Significance and originality

Developing a coherent understanding of the basic mechanisms of human vocal learning is long overdue. Speech is acquired during childhood, and this is what allows the unique human ability to communicate complex ideas to be passed on across generations. It is still unclear how exactly this acquisition is accomplished. The earliest stage of the acquisition is the most baffling, as at that time infants can neither understand instructions nor ask questions.

Computational simulation offers a means to identify the specific steps and conditions needed for the success of vocal learning. Our modelling aims at simulating vocal learning to the extent that a trained articulatory synthesizer can generate syllables that are both intelligible and natural sounding. This has never been achieved by other research groups, but has been partially demonstrated by our preliminary results. The success of this project will therefore critically enhance our knowledge of vocal learning.

Also, by removing or weakening various aspects of a successful simulated learning process, we can identify likely sources of specific deficits in various speech and developmental disorders. Moreover, once natural sounding speech can be generated in the simulation, significant insights would be gained about long-standing theoretical issues like coarticulation, syllable formation and motor equivalence. An effective simulation of speech as a skilled motor movement may also have implications for motor control and motor learning in general. Finally, a full simulation that can generate natural sounding speech may have implications for speech technology, robotics and artificial intelligence.
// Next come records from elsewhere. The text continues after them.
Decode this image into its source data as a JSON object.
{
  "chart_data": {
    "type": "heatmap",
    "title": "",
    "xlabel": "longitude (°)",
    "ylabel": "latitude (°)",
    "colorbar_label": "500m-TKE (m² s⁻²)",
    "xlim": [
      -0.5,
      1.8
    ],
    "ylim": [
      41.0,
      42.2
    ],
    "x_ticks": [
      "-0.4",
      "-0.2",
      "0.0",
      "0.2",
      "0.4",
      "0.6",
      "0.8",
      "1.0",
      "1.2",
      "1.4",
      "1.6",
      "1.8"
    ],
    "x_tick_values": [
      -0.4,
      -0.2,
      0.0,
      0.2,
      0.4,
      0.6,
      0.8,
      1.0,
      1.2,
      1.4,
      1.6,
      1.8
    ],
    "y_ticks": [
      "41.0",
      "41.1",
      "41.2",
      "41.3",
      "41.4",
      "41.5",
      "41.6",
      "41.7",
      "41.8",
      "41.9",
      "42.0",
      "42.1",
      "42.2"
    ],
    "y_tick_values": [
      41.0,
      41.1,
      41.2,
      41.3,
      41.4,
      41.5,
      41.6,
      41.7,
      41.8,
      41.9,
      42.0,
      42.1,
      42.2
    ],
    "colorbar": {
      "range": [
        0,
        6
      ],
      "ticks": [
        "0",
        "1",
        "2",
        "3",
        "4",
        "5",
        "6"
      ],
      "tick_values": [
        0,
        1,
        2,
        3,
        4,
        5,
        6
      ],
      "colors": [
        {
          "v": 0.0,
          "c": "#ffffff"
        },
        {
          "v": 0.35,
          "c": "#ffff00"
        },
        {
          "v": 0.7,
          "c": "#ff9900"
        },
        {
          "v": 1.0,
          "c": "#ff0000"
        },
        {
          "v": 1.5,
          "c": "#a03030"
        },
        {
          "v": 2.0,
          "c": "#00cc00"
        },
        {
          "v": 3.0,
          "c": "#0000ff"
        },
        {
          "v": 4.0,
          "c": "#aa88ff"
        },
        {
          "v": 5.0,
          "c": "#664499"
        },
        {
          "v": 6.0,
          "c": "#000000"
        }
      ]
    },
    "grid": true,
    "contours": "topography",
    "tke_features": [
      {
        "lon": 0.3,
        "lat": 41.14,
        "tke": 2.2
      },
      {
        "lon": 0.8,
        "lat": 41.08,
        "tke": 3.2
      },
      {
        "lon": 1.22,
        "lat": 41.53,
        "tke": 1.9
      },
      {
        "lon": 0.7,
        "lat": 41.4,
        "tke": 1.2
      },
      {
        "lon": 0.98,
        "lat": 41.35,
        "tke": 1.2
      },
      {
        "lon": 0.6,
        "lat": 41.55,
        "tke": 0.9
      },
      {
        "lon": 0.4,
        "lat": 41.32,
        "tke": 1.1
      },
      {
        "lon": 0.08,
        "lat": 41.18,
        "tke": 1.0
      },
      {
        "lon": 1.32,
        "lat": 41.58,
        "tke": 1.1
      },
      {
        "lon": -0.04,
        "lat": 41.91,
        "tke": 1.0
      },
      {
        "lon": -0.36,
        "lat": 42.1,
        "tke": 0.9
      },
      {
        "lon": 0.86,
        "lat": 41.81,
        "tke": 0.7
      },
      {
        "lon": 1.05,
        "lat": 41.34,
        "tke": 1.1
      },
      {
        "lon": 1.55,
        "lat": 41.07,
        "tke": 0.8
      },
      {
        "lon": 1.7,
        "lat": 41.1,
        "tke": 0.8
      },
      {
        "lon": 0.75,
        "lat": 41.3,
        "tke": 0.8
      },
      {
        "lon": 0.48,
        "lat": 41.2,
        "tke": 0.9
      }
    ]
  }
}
This project is highly original in that it is the first to try to emulate all the critical aspects of the vocal process as true to life as possible. Also, as a major departure from the common practice of demonstrating only incremental improvements over a low performance baseline, for all simulations, a human level of performance in terms of both intelligibility and naturalness will be targeted.

Methodology

The basic methodology is to comprehensively test auditory-guided articulatory-based vocal learning (AAVL)— the method found to be effective in our preliminary research, and to extend it in a number of new directions. The testing will be done in five subprojects, each for evaluating one or more hypothetical articulatory or learning mechanisms.